Generally, it might be possible to simulate social interactions between distributed agents to try and improve their own experience, and being social and being in a social context, may provide important variance in circumstantial experience available in the situational environment and increase the amount of information that is available for learning, in a similar way that variance in training data in ML is an an important way to improve learning.

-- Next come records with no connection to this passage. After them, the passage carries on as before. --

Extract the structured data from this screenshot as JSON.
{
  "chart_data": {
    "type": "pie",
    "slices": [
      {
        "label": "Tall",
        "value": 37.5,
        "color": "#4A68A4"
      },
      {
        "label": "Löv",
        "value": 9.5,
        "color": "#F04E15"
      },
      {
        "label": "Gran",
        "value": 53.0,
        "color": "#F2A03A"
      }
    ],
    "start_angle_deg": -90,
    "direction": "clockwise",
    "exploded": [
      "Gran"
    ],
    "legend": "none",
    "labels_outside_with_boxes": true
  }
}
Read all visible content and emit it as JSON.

A reason why contemporary AI approaches such as Artificial Neural Networks (ANNs) often fail is because, “…new context powerfully reveals human cognitive biases in the selection of the training data.”, however integrating training data from disparate sources might alleviate this bias in training data and provide the contextual variance which was not selected (or had not been exposed to) by the individual, and therefore not catered for by their independent learning (Denning and Arquilla, 2022).
Early learning
In collaborating environments in nature, initial intellectual growth (beginning to learn) about unknown circumstances appears to be modelled through specific kinds of learning behaviour, which appears to assist early learning. These behaviours include imitation, role-modelling and imprinting. The first two are obvious, while imprinting refers to a form of rapid learning that occurs just after being born (McCabe, 2013). For example, newly hatched chicks physically copy/replicate everything their mothers do, which might be among the first types of learning that occurs in response to having no experience with a given situation.

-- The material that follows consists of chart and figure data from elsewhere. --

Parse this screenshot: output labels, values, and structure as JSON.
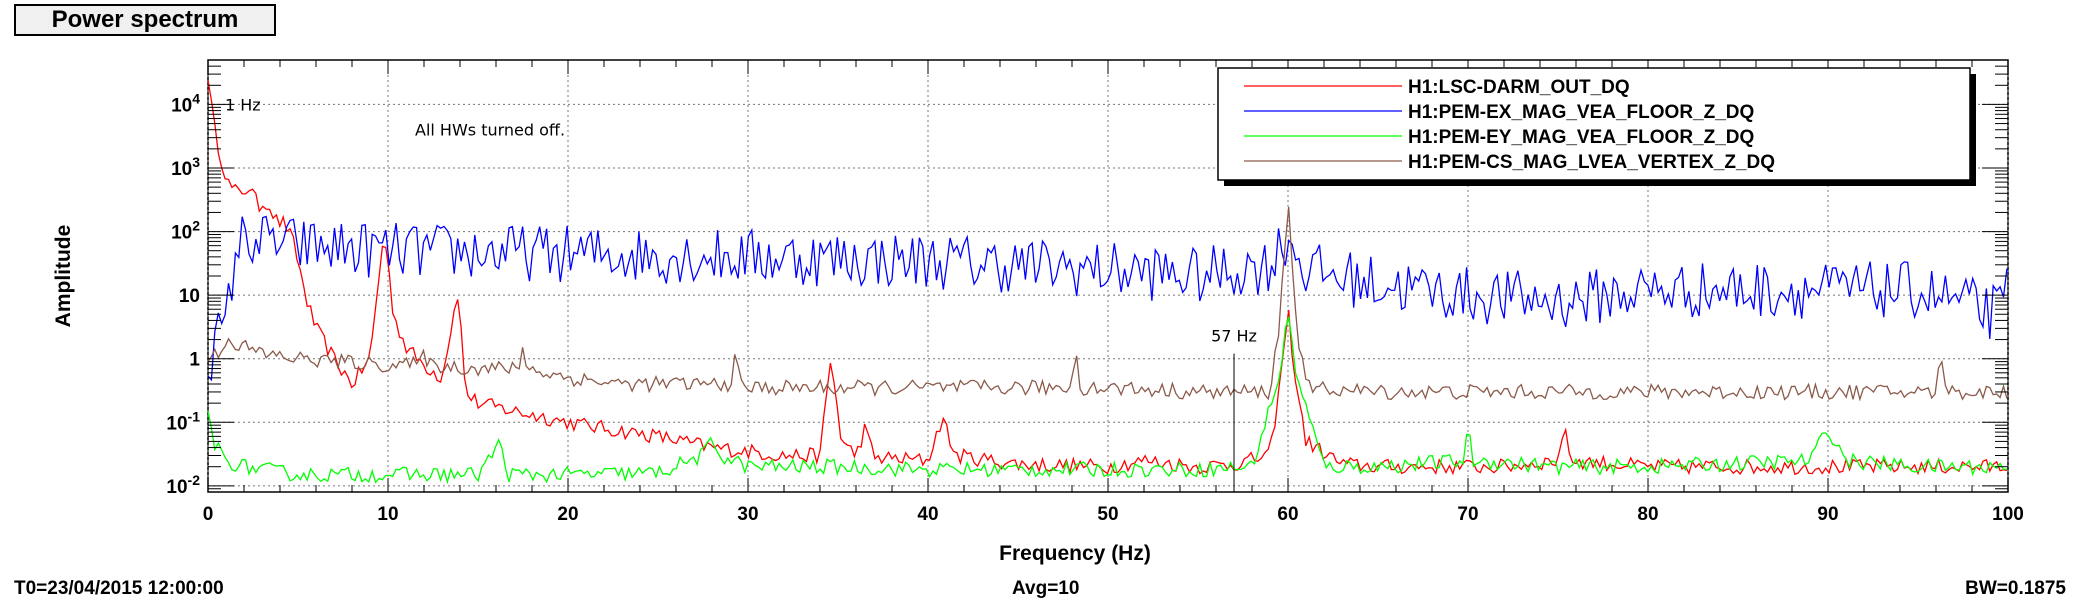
{
  "title": "Power spectrum",
  "footer": {
    "t0": "T0=23/04/2015 12:00:00",
    "avg": "Avg=10",
    "bw": "BW=0.1875"
  },
  "chart_data": {
    "type": "line",
    "xlabel": "Frequency (Hz)",
    "ylabel": "Amplitude",
    "xlim": [
      0,
      100
    ],
    "ylim": [
      0.008,
      50000
    ],
    "yscale": "log",
    "grid": true,
    "legend_position": "top-right",
    "x_ticks": [
      0,
      10,
      20,
      30,
      40,
      50,
      60,
      70,
      80,
      90,
      100
    ],
    "y_ticks": [
      {
        "value": 10000,
        "label": "10",
        "exp": "4"
      },
      {
        "value": 1000,
        "label": "10",
        "exp": "3"
      },
      {
        "value": 100,
        "label": "10",
        "exp": "2"
      },
      {
        "value": 10,
        "label": "10",
        "exp": ""
      },
      {
        "value": 1,
        "label": "1",
        "exp": ""
      },
      {
        "value": 0.1,
        "label": "10",
        "exp": "-1"
      },
      {
        "value": 0.01,
        "label": "10",
        "exp": "-2"
      }
    ],
    "annotations": [
      {
        "text": "1 Hz",
        "x": 1,
        "y": 10000
      },
      {
        "text": "All HWs turned off.",
        "x": 11.5,
        "y": 4000
      },
      {
        "text": "57 Hz",
        "x": 57,
        "y": 1.5
      }
    ],
    "markers": [
      57
    ],
    "series": [
      {
        "name": "H1:LSC-DARM_OUT_DQ",
        "color": "#ff0000",
        "x": [
          0,
          0.3,
          0.7,
          1.2,
          1.7,
          2.3,
          2.8,
          3.3,
          3.8,
          4.3,
          4.8,
          5.5,
          6,
          7,
          8,
          9,
          9.5,
          9.8,
          10.3,
          11,
          12,
          13,
          13.5,
          13.9,
          14.3,
          15,
          17,
          20,
          22,
          25,
          28,
          30,
          32,
          34,
          34.6,
          35.2,
          36,
          36.5,
          37,
          40,
          40.8,
          41.5,
          45,
          50,
          52,
          55,
          57,
          59,
          59.6,
          60,
          60.4,
          61,
          63,
          65,
          70,
          72,
          75,
          75.3,
          75.8,
          80,
          85,
          90,
          95,
          100
        ],
        "y": [
          30000,
          5000,
          1500,
          500,
          400,
          500,
          250,
          300,
          150,
          130,
          60,
          8,
          3,
          1,
          0.4,
          1,
          20,
          100,
          5,
          1.5,
          0.8,
          0.5,
          3,
          12,
          0.3,
          0.2,
          0.15,
          0.1,
          0.08,
          0.06,
          0.04,
          0.035,
          0.03,
          0.03,
          1,
          0.05,
          0.03,
          0.08,
          0.028,
          0.025,
          0.12,
          0.03,
          0.022,
          0.02,
          0.025,
          0.02,
          0.022,
          0.03,
          0.5,
          6,
          0.5,
          0.05,
          0.022,
          0.02,
          0.02,
          0.02,
          0.025,
          0.08,
          0.025,
          0.02,
          0.02,
          0.02,
          0.02,
          0.02
        ]
      },
      {
        "name": "H1:PEM-EX_MAG_VEA_FLOOR_Z_DQ",
        "color": "#0000ff",
        "x": [
          0,
          0.5,
          1,
          1.5,
          2,
          5,
          10,
          20,
          30,
          40,
          50,
          55,
          59,
          59.6,
          60,
          60.4,
          61,
          65,
          70,
          75,
          80,
          85,
          90,
          95,
          99.5,
          100
        ],
        "y": [
          1,
          2,
          3,
          50,
          80,
          60,
          50,
          45,
          40,
          35,
          25,
          20,
          30,
          60,
          80,
          50,
          25,
          15,
          10,
          8,
          12,
          12,
          12,
          12,
          5,
          12
        ]
      },
      {
        "name": "H1:PEM-EY_MAG_VEA_FLOOR_Z_DQ",
        "color": "#00ff00",
        "x": [
          0,
          0.3,
          1,
          2,
          5,
          10,
          15,
          16.3,
          16.6,
          17,
          20,
          25,
          27.5,
          28,
          28.5,
          30,
          35,
          40,
          50,
          55,
          58,
          59.5,
          60,
          60.5,
          62,
          65,
          69.8,
          70,
          70.3,
          75,
          80,
          89,
          90,
          91,
          95,
          100
        ],
        "y": [
          0.15,
          0.05,
          0.025,
          0.02,
          0.015,
          0.015,
          0.015,
          0.05,
          0.015,
          0.015,
          0.015,
          0.016,
          0.03,
          0.05,
          0.03,
          0.02,
          0.02,
          0.018,
          0.018,
          0.018,
          0.02,
          0.5,
          5,
          0.5,
          0.02,
          0.02,
          0.025,
          0.08,
          0.025,
          0.02,
          0.02,
          0.025,
          0.08,
          0.025,
          0.02,
          0.02
        ]
      },
      {
        "name": "H1:PEM-CS_MAG_LVEA_VERTEX_Z_DQ",
        "color": "#8b5a4a",
        "x": [
          0,
          0.5,
          1,
          3,
          5,
          10,
          11.8,
          12,
          12.2,
          15,
          17.3,
          17.5,
          17.7,
          20,
          23,
          29,
          29.3,
          29.6,
          30,
          35,
          40,
          48,
          48.2,
          48.4,
          50,
          55,
          57,
          59,
          59.5,
          60,
          60.5,
          61,
          65,
          70,
          80,
          90,
          96,
          96.3,
          96.6,
          100
        ],
        "y": [
          1,
          1.2,
          2,
          1.2,
          1,
          0.8,
          0.8,
          2,
          0.8,
          0.7,
          0.7,
          2,
          0.7,
          0.5,
          0.4,
          0.4,
          1,
          0.4,
          0.35,
          0.35,
          0.35,
          0.35,
          2,
          0.35,
          0.35,
          0.3,
          0.3,
          0.3,
          3,
          300,
          3,
          0.35,
          0.3,
          0.3,
          0.3,
          0.3,
          0.3,
          1.2,
          0.3,
          0.3
        ]
      }
    ]
  }
}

Some of these social models, such as imprinting and imitation appears to represent a way to form an initial level of knowledge from a clean slate (tabula rasa), so to speak, as proposed by Locke, and this appears to be safer than the alternative, which would be to randomly stimulates all ones physical senses or abilities to produce arbitrary behavior, i.e to learn from them. This is especially true in nature, as this would likely draw unwanted attention from predators.
That this learning mechanism appears to exist instinctively after birth, appears to validate that some knowledge is, in fact, innate and so while it is unlikely that the idea proposed by Locke, of initial learning starting from a blank slate so to speak (tabula rasa), is entirely accurate (but it might be), it is likely that learning does accumulate. This type of initial learning might be triggered by the identification that a high-priority goal exists when no base knowledge for it exists. This might suggest that a form of initial behaviour replication could be encoded into agents when they start…or are ‘born’ (Bigelow et al., 2018). In this way, one might begin simulating the teaching of an agent to grow its initial intellect.
Social learning would represent a much later, higher-order task in this research that depends on having first established prior dependencies, including a consistent observation protocol, a simulation environment extended to support collaborating agents and shared experiences and an ability to reason based on observation.
References
Sowden, S., Khemka, D. and Catmur, C. (2022) ‘Regulating mirroring of emotions: A social-specific mechanism?’, Quarterly journal of experimental psychology (2006), 75(7), pp. 1302–1313. doi: 10.1177/17470218211049780.
Denning, P. J. and Arquilla, J. (2022) ‘The context problem in artificial intelligence’, Communications of the ACM, 65(12), pp. 18–21. doi: 10.1145/3567605.
McCabe, B. J. (2013) ‘Imprinting’, Wiley interdisciplinary reviews. Cognitive science, 4(4), pp. 375–390. doi: 10.1002/wcs.1231.
Bigelow, A. E. et al. (2018) ‘The Effect of Maternal Mirroring Behavior on Infants’ Early Social Bidding During the Still‐Face Task’, Infancy, 23(3), pp. 367–385. doi: 10.1111/infa.12221.